Go Sawahata (Reporter):
I reached the Strait of Hormuz by sailing up the coast of Oman. The Persian Gulf was busy with oil tankers from all over the world. Oman has military facilities near the Strait of Hormuz. Omani boats were on patrol. Iran conducted huge naval exercises in the area late last month. Iran has also just launched its latest missiles in a show of its military clout. The United States has deployed a second aircraft carrier in the area. Countries along the gulf have built up their military forces in case of tension with Iran. The United Arab Emirates signed a contract last month to buy the latest US missile interceptors. Saudi Arabia signed a deal to buy more F-15 fighters from the United States.
Theodore Karasik (Institute of Near East and Gulf Military Analysis):
They’re increasingly buying more arms, as well as their recent experience in Libya, has taught them how to use air power effectively. So this is a nice combination of attributes to face off against Iran.
The big question is how Gulf States will export their oil if the Strait of Hormuz is closed. The UAE is building a pipeline to bypass the strait. But the pipeline won’t be finished for at least six months.

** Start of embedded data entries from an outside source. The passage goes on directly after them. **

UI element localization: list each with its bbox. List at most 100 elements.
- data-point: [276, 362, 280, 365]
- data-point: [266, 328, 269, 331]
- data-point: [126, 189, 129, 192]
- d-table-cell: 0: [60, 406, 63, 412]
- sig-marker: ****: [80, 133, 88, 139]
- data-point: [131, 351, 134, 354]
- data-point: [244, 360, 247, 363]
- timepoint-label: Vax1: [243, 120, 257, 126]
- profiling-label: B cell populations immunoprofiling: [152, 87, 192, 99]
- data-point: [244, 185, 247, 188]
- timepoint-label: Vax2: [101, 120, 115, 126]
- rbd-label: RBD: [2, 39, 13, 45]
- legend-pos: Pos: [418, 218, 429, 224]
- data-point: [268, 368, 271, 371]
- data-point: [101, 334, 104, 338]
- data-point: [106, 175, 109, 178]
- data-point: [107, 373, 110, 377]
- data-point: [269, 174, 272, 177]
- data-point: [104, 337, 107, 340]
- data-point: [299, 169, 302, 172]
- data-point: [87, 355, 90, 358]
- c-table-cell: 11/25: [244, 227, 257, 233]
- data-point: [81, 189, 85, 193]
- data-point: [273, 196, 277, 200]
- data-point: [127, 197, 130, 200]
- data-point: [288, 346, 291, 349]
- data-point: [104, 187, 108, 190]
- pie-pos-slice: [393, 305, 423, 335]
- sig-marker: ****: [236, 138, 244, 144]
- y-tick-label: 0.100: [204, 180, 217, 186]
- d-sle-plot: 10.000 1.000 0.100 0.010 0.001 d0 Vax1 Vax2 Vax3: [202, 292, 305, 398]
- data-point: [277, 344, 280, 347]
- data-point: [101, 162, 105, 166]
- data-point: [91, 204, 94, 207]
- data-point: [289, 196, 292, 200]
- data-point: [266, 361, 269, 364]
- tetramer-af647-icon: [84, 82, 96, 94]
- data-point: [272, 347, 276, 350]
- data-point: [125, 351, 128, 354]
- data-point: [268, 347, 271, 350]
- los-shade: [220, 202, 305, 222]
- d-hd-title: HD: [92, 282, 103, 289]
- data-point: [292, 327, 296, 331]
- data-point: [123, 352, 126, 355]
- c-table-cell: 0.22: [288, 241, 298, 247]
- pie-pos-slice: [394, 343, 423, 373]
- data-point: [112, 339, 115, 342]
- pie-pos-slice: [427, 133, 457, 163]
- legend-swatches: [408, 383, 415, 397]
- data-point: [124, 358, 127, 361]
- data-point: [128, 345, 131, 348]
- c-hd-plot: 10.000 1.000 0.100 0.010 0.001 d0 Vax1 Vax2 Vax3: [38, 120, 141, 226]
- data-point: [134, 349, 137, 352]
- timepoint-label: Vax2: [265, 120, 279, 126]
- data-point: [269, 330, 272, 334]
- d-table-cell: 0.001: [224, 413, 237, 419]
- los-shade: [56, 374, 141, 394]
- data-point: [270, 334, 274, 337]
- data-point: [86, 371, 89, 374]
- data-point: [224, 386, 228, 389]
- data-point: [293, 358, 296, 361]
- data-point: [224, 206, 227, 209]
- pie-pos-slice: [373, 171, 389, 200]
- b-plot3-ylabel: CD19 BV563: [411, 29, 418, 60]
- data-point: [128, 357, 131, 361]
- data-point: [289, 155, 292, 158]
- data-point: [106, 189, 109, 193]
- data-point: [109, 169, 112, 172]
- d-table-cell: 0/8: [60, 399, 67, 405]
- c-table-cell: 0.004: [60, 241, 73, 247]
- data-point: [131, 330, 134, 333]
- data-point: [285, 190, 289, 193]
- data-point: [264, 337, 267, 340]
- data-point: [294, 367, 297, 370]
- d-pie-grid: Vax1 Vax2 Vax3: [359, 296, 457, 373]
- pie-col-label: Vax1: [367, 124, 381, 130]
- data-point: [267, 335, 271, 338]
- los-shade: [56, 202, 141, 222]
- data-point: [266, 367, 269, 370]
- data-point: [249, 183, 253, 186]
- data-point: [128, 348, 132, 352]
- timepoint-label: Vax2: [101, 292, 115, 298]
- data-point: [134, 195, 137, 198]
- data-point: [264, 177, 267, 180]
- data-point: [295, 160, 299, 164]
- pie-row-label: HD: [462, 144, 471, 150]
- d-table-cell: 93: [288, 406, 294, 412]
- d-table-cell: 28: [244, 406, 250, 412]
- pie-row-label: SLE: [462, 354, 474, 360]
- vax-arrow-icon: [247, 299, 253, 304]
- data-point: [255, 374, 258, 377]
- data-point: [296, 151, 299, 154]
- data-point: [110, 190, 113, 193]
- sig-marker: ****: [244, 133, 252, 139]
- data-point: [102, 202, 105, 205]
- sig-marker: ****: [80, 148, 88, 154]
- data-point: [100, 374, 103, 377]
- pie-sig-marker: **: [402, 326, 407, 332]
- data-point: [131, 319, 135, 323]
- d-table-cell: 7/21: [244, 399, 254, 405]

Sheikh Abdullah bin Zayed al Nahyan (UAE Foreign Minister):
I’ll do everything I can to keep oil production going.
Ninety percent of Japan’s oil passes through the Strait of Hormuz. Japanese businesses are keeping a close eye on developments. This Japanese company is involved with production of oil in the UAE for export to Japan. Even if the Strait of Hormuz stays open, any more military tension will hit the company’s business.
Katsujiro Kida (Japan Oil Development):
Closure of the strait would create a situation beyond any company’s control. An accidental incident could trigger something that nobody wants to happen.
Tension between the West and Iran over Iranian nuclear program is at a critical level. There are fears of a regional war. The fate of the central artery for global oil transport is at stake.